From Steven Johnson's Where Good Ideas Come From: The Natural History of Innovation:

“The errors of the great mind exceed in number those of the less vigorous one.” This is not merely statistics. It is not that the pioneering thinkers are simply more productive than less “vigorous” ones, generating more ideas overall, both good and bad. Some historical studies of patent records have in fact shown that overall productivity correlates with radial breakthroughs in science and technology, that sheer quantity ultimately leads to quality. But Jevons is making a more subtle case for the role of error in innovation, because error is not simply a phrase you have to suffer through on the way to genius.
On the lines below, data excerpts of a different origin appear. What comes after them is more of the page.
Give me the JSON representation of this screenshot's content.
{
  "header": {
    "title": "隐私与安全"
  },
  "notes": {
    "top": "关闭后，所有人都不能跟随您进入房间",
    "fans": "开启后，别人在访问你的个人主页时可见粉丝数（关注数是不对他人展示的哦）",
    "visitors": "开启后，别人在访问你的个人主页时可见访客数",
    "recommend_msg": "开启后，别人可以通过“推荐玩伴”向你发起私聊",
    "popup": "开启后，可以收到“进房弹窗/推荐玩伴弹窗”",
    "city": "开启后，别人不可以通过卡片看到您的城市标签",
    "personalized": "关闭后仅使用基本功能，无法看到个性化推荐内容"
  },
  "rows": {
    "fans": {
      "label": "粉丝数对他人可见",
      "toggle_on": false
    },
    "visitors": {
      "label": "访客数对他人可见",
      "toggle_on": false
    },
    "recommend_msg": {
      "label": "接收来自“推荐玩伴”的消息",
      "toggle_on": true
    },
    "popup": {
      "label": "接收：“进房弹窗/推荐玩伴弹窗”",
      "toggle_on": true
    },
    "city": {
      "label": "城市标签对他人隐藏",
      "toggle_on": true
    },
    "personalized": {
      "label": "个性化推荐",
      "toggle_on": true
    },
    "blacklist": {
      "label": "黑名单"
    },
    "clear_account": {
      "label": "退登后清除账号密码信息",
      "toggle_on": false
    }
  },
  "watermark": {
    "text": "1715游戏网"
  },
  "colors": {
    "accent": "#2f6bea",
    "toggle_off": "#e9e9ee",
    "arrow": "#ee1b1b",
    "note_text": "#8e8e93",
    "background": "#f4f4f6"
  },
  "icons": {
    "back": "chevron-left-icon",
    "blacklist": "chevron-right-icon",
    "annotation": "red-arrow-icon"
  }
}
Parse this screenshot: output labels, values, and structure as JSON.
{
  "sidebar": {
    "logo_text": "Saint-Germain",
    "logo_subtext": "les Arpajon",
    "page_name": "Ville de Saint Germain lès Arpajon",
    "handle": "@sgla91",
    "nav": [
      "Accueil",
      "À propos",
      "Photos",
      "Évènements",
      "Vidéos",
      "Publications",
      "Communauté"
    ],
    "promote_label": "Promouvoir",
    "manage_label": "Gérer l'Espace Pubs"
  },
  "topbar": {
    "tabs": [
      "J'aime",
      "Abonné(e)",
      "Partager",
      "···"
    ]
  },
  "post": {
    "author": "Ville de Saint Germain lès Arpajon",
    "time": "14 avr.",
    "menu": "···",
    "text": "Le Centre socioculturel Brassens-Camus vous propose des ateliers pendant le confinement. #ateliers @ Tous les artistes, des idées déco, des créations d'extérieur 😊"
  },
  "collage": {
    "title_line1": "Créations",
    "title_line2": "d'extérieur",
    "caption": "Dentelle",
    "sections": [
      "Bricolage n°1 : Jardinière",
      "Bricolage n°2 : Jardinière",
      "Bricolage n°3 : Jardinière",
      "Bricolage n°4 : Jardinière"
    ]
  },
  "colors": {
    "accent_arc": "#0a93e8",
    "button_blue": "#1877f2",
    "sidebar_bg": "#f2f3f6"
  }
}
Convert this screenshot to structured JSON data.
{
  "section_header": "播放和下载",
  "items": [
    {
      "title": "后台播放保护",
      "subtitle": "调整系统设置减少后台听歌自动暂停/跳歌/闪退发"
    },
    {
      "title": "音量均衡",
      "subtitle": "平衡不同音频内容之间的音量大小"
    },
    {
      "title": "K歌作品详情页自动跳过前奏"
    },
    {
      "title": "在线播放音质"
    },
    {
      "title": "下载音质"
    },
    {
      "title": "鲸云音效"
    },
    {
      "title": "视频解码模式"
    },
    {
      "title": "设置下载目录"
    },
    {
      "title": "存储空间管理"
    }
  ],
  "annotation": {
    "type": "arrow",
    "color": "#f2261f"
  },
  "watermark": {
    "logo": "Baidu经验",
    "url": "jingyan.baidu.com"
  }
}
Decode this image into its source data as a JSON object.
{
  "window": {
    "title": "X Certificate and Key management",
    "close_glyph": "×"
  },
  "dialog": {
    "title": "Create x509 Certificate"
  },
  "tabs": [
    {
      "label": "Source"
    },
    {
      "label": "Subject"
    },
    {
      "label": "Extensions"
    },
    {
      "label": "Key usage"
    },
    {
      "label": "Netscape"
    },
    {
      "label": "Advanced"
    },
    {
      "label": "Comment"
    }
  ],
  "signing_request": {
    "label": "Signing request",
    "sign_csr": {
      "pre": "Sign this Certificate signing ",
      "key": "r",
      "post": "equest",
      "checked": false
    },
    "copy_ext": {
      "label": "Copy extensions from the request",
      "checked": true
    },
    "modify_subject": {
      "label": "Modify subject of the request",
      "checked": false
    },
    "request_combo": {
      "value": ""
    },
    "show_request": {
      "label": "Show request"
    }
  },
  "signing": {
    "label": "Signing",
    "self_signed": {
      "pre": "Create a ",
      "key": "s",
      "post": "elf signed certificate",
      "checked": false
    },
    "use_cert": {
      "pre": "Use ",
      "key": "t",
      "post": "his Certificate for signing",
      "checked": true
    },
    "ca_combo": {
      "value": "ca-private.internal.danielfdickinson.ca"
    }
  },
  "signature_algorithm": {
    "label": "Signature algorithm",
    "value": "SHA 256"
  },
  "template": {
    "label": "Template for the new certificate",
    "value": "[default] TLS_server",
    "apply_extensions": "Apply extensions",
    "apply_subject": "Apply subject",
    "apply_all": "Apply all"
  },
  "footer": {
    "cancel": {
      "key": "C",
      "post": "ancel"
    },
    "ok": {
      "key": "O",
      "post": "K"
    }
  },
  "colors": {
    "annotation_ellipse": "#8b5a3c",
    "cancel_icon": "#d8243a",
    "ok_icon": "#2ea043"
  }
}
Error often creates a path that leads you out of your comfortable assumptions.

Thomas Khun makes a similar argument for the role of error in Scientific advancement.

And, of course, without error evolution would stagnate. We'd be nothing more than a perfect copy, incapable of adaptation. Luckily, however, DNA—whether in the code itself or in copying mistakes—is susceptible to error so we are always testing new combinations out. “Most of the time,” Johnson writes, “these errors lead to disastrous outcomes, or have no effect whatsoever. But every now and then, a mutation opens up a new wing of the adjacent possible. From an evolutionary perspective, it's not enough to say “to err is human.” Error is what made humans possible in the first place.”

Still curious? Susan Rosenbery found that “stress” dramatically increases the mutation rates of bacteria.

Ignorance Increases the Further Away you Are

While I'm not sure of the math, I enjoyed this quote from Mobs, Messiahs, and Markets: Surviving the Public Spectacle in Finance and Politics:

Ignorance increases the square of the distance from a given event, so the odds that things won't work out the way you expect must be multiplied by the squares of all the intervening events.

It reminded me of what Peter Bevelin Wrote in Seeking Wisdom:

The more independent steps that are involved in achieving a scenarios, the more opportunities for failure and the less likely it is that the scenario will happen. We often underestimate the number of steps, people, and decisions involved.

Add to this that we often forget that the reliability of a system is a function of the whole system. The weakest link sets the upper limit for the whole chain.